Evrende…
Bir un tanesi…
Dünyada…
Bir kum tanesi…
Koca bir çayırda açan…
Bir kır çiçeği bile değilsin(!)
Olsan bile bir un, bir kum tanesi rüzgarla savrulursun…
Olsan bile filizlenen, açan bir kır çiçeği, binlercesi arasında birsin, gün gelir solar gidersin…
Alnına yazının tezahürüdür yaşadığın, Rab’a inanıyorsan, kadere, kısmete, cennete ve cehenneme…
Kahpe feleğe kızma, darılma, küsme…
Allah…
Sana seçme hakkı tanımış, ola ki tutturduğun yolda yanlış sapağı seçtin.
Tevazu…
Tasavvuf…
Sufizm…
Hayat denilen muamma…
O gözlerin kim bilir neler gördü, kalbin kâh sıkıntılarla daraldı, kâh sevinç içeresinde coştu…
O eller neler üretti, neler tüketti…
Aklından geçen onca düşünce seni nelere sevk etti…
Otur gayri, yeter de otur ve derin bir nefes al, çek içine…
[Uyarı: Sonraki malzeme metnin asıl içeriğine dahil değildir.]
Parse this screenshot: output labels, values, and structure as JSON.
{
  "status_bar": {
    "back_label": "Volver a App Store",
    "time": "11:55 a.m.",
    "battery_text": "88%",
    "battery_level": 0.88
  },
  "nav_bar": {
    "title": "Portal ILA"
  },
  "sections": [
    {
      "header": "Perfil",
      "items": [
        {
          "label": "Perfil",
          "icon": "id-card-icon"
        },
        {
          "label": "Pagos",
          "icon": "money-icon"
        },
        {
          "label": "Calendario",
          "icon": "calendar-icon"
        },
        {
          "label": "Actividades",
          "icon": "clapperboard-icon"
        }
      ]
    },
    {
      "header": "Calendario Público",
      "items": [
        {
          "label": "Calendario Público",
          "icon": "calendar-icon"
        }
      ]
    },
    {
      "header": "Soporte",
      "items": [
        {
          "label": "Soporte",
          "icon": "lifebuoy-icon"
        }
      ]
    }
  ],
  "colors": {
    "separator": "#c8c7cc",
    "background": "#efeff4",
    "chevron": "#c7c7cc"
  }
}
Sufi bir nefes, taa derine…
Ve yavaş yavaş sal nefesi, at içindeki üzüntüleri, pislikleri ve dertleri…
Nefes al kardeşim, derin derin nefes al…
Beynine oksijen gitsin…
Gözlerin gerçekleri görsün.
Bak bana…
Kendimi bir pile benzetiyorum, bakan, gören adam sanır…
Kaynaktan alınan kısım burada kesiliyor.